22 I turn to the application under the Family Provision Act 1982. That application is brought late, and at a time when the estate has been distributed. Because the estate has been distributed, the plaintiff can only succeed if the court makes an order designating certain property as notional estate - Lewis v Lewis [2001] NSWSC 321 at [57]. In cases like the present, where the deceased did not enter any prescribed transaction, the power of the court to designate notional estate relates to:
"… such property as [the court] may specify, being property which is held by, or on trust for, the person or the object of the trust, whether or not that property is the property distributed." (Section 24 Family Provision Act 1982 )
23 That provision means that if someone has received a benefit from a deceased estate, it is possible to designate as notional estate an asset of that person, even if that asset is not something into which it would be possible to trace any specific asset of the testator. That ordinarily gives the court a fairly wide power to do practical justice, and make sure that the assets of a deceased estate end up, so far as at least their value is concerned, in the hands that the court decides are the appropriate ones to enable the deceased to fulfil his or her obligations. However, in the present case, even that broad power will not be adequate to meet the present situation of the plaintiff. There is simply no asset that can be identified, of any person who received benefits from the estate of the deceased, which could be designated as notional property. Under these circumstances, the application under the Family Provision Act 1982 would inevitably fail, even if the extension of time were granted.

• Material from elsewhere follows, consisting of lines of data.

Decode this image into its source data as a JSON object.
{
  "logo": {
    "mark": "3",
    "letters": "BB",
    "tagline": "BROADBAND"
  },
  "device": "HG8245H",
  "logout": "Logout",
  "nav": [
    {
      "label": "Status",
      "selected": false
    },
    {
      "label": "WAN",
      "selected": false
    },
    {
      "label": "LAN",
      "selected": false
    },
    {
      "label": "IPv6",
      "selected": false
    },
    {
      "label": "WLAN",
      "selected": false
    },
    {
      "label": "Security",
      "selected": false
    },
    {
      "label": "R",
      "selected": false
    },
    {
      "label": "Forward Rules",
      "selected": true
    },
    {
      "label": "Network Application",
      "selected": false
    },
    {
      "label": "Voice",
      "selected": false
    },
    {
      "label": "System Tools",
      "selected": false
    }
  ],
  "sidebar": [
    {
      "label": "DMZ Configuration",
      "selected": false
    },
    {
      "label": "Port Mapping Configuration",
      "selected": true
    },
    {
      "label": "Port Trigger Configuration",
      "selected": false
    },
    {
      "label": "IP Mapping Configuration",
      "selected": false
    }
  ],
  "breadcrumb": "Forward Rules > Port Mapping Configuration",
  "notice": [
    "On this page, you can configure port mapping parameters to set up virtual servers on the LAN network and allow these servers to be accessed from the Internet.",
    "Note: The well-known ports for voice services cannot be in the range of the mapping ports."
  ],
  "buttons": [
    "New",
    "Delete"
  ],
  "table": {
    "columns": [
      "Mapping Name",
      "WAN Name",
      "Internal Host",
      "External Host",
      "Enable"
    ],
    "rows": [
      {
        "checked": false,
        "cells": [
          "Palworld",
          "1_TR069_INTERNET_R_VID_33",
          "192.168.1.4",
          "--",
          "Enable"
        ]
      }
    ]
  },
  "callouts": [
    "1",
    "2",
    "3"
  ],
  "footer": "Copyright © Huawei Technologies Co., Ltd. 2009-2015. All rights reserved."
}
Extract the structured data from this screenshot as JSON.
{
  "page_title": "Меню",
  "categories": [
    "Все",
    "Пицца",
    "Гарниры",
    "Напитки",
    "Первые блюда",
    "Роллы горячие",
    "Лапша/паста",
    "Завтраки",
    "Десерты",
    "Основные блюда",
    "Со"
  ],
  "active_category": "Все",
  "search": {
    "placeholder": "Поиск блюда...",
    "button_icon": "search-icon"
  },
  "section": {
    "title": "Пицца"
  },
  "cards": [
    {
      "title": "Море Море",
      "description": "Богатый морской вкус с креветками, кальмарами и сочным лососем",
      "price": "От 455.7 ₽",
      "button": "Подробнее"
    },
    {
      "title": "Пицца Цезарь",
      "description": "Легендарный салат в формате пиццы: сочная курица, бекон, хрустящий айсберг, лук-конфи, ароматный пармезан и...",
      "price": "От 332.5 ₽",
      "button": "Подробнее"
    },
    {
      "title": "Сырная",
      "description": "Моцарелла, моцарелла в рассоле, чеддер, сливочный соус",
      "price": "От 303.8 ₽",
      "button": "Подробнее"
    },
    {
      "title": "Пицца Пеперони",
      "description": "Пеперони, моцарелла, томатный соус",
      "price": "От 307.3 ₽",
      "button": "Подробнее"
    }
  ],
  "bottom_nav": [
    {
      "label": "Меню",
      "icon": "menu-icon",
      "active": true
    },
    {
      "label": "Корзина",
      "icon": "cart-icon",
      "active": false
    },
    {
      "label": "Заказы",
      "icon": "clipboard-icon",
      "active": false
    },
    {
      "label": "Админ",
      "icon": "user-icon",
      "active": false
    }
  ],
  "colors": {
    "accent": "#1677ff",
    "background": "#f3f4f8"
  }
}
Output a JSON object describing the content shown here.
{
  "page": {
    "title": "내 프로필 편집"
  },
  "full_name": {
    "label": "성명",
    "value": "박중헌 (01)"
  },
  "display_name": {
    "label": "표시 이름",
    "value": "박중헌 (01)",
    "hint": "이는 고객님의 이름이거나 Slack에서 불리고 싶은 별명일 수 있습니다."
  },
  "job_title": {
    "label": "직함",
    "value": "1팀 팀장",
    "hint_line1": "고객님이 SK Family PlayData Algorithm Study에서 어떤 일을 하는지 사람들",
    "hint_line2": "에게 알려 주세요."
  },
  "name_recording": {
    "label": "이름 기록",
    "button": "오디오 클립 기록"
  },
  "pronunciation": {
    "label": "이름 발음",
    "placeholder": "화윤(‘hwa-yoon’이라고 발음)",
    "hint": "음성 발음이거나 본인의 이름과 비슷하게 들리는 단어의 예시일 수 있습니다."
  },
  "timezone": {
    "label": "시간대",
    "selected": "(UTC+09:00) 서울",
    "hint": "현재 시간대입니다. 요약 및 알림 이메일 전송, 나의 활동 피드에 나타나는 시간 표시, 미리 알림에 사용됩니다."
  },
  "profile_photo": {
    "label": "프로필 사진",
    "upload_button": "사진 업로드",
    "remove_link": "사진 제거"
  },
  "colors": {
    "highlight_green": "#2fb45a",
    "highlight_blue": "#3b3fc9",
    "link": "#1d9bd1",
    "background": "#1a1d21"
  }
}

24 On the evidence before me, it seems that the plaintiff would have had, if the claim had been brought against the right person and at the right time, a case which justified an order. In circumstances where there may be other litigation about this, it is probably not appropriate for me to say anything more about the quantum of any such order. However, what I have said means that the Family Provision Act 1982 claim must also be dismissed. In the result the proceedings are dismissed.